|Oh Gord! Igesund promised to attack but went with a loan striker|
THERE will not be many bleaker nights for South African football. Defeat against Nigeria in Cape Town on Sunday night was not just disappointing. It was embarrassing.
Before the Group A finale, national head coach Gordon Igesund went to great lengths to tell us what a positive chap he is. Anybody with any knowledge of the man’s previous record would have pricked an ear at these brave words.
Boom! "“Playing for a draw is a dangerous thing for any team to do. You have to go out and play to win.”
Pow! “My philosophy has always been to play to win. But when you start thinking about trying to play for a draw then you are doing the wrong thing and you end up making incorrect decisions.”
Crash! “I cannot compromise my principles which are to win every match – if the other team scores three then you score four. It has worked for me in the past so there is no way I will play defensively to get a result. I believe we are good enough to win the game the way we want to.”
So what did Mr Win-or-bust do before a clash against the jolly green giants which required just a point to ensure qualification from Group A? He picks FIVE midfielders and goes with Bernard Parker up front on his own. Against a side South Africa have NEVER beaten, hadn’t scored against since 2004. Disastrous.
Right from the outset, Igesund had opted to go for the draw. His selection shouted that aloud. And to compound matters, with regular goalkeeper Itumeleng Khune out with an ankle injury, he made the fragile Bloemfontein Celtic centre-back Thabo Nthethe, 29, his captain and dropped impressive young AmaTuks defender Buhle Mkhwanazi, 23, for Kaizer Chiefs Tefu Mashamaite.
It should have been Mkhwanazi and MashaMIGHTY, as we soon found out. And why throw in Langerman for a game of this stature?
Like watching a horror show, everything Igesund had warned us about happened; Nigeria went 2-0 up, a defensive Bafana were forced to throw on the second striker Katlego Mashego in the first half, and all was lost.
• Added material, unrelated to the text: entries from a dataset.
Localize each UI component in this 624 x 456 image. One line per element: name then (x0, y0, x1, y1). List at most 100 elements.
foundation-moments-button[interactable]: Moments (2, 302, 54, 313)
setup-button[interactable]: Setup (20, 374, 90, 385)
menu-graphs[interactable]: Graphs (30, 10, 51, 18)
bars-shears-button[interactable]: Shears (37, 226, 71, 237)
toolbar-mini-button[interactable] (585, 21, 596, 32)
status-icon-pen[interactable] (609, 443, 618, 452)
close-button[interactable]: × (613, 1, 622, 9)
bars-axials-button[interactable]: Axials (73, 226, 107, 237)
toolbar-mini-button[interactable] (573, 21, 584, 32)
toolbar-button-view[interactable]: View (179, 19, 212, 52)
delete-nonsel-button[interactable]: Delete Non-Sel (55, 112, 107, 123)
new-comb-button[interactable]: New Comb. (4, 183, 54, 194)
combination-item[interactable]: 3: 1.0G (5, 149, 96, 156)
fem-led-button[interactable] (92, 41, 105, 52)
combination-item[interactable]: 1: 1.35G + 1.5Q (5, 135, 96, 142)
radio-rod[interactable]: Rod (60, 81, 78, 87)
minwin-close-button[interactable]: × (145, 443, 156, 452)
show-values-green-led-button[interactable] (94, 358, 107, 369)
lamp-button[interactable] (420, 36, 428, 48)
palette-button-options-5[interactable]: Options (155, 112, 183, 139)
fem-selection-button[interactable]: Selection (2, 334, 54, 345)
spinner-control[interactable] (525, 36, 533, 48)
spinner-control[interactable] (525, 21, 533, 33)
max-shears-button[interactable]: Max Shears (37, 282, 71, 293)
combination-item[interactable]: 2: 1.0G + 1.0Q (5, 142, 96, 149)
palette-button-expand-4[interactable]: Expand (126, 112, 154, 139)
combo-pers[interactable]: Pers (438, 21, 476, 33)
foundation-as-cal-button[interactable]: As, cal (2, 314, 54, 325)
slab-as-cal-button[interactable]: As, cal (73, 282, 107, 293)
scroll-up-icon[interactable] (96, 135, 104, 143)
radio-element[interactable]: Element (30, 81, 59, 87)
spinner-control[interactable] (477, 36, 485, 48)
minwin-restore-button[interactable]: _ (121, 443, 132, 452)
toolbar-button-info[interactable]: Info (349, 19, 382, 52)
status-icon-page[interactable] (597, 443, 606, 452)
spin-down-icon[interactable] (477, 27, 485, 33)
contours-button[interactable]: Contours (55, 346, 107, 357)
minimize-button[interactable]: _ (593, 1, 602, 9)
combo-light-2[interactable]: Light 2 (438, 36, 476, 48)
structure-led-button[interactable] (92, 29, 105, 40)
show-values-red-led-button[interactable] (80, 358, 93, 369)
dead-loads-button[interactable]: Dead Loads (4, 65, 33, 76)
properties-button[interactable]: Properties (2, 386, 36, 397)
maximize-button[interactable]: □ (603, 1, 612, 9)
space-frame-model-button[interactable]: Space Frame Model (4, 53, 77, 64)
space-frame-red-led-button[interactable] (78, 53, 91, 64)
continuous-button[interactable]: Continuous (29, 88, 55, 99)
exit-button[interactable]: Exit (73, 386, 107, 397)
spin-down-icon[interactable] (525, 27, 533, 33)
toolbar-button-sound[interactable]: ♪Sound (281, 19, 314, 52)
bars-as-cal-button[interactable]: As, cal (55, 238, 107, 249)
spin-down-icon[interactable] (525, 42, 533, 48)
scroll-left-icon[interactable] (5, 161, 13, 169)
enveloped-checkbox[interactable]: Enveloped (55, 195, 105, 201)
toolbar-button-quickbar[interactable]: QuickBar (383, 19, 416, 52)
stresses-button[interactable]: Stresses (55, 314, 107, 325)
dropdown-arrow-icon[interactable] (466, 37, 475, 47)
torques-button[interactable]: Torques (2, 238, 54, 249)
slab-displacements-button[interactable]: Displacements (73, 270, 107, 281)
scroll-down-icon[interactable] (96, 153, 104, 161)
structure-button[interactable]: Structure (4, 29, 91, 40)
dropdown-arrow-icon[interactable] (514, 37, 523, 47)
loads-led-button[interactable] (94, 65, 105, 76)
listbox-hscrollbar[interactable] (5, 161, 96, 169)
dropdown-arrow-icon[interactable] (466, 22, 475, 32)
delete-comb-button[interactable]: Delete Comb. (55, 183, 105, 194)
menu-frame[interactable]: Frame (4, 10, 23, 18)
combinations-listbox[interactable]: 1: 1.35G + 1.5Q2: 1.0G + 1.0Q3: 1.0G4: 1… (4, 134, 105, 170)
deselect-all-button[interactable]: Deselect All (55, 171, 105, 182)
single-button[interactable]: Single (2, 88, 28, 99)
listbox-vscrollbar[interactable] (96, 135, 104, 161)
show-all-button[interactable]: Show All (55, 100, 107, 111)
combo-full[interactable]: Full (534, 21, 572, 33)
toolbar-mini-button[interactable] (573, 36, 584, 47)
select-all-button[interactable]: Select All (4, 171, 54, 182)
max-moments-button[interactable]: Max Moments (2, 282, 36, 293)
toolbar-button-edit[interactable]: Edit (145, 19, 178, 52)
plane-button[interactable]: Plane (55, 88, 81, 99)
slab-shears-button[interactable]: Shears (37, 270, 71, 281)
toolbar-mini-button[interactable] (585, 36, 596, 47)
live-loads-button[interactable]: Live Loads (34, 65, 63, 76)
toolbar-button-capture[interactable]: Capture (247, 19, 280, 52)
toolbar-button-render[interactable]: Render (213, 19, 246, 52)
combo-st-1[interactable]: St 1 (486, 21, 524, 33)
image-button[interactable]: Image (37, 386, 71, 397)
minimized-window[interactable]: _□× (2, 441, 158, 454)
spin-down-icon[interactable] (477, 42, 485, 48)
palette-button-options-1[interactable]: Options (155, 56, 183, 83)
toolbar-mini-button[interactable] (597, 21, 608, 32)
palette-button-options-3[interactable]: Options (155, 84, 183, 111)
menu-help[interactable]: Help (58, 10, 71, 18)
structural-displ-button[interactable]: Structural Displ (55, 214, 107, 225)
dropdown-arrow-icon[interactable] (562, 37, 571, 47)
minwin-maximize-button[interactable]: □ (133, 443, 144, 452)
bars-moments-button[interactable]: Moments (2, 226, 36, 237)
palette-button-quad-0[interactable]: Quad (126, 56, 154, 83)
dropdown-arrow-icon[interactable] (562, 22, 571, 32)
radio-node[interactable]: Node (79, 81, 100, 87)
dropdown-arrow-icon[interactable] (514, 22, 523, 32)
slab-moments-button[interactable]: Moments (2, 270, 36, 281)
Ejike Uzoenyi scored twice and hit the crossbar with a fizzer as he sought the first hat-trick of the CHAN 2014 tounament, Ifeanyi Ede scored the other. And at 3-0, with Mali back on level terms after a surprise early goal from pointless Mozambique in the other Group A clash, South Africa were gone. Another hosted tournament, another disaster.
Only then did Bafana begin to play, with Bernard Parker scoring his 22nd international goal from the spot. His four-goal haul in three games looks impressive, but in truth three of those were penalties.
And there’s the rub. In truth, South Africa needed a dodgy penalty to get back in the game in their opening 3-1 win against Mozambique. And they had a stonewall penalty for Mali NOT given against them before ANOTHER controversial penalty gave them an undeserved point in game two.
Ultimately, footballing justice prevailed. The best two sides in the group – young, athletic squads from Nigeria and Mali – triumphed over South Africa’s jaded bunch of old professionals promised R80 000 a win plus a further bonus from Sports Minister Fikile Mbalula if they actually won the tournament.
We can debate long and hard about who is to blame for Sunday’s nightmare. Should Orlando Pirates – crushed 2-1 by SuperSport United on Saturday – have made their African Champions League finalists available?
Did the row over player availability (led by Kaizer Chiefs but quietly supported by Bidvest Wits and others) cause pre-tournament problems?
Should Gordon have opted for youngsters after Amajita’s rousing COSAFA Under20 triumph in Lesotho last month?
Will Itumeleng Khune’s ankle, not strong enough for Nigeria, be okay for Kaizer Chiefs top-of-the-table clash against Mamelodi Sundowns on Thursday?
Ah, forget all that. None of it mattered on Sunday. The problem was Igesund. He chopped and changed without reason, without explanation. Moon, Vilakazi, Mokeke, Mkhwanazi and Manqele were in and out, old favourites like Tshabalala, Nthethe and Chabangu were always favoured.
Chabangu and Tshabalala appear unable to play themselves out of contention. And Igesund didn’t even explain his questionable selection after the game, insisting: “We were out-muscled. Nigeria are stronger than us. I’m very disappointed. But it was not to be. It wasn’t our day.”
I think we’ve heard that before, Gordon. Have we really moved forward since that opening game in Brazil? Have we got rid of the habitual losers who have inhabited the green shirt – soon to be sponsored by Nike – for so long?
No. The new broom has not swept. Development is forgotten. Our junior squads are still chaotic. You don't have agreements with PSL coaches, you bark at them. Players are picked for commercial reasons. Our squad continues to head towards an average age of 30 with alarming speed. It’s not good enough. Even with all those excuses. Simply not good enough. In Gord, I'm afraid, I no longer trust.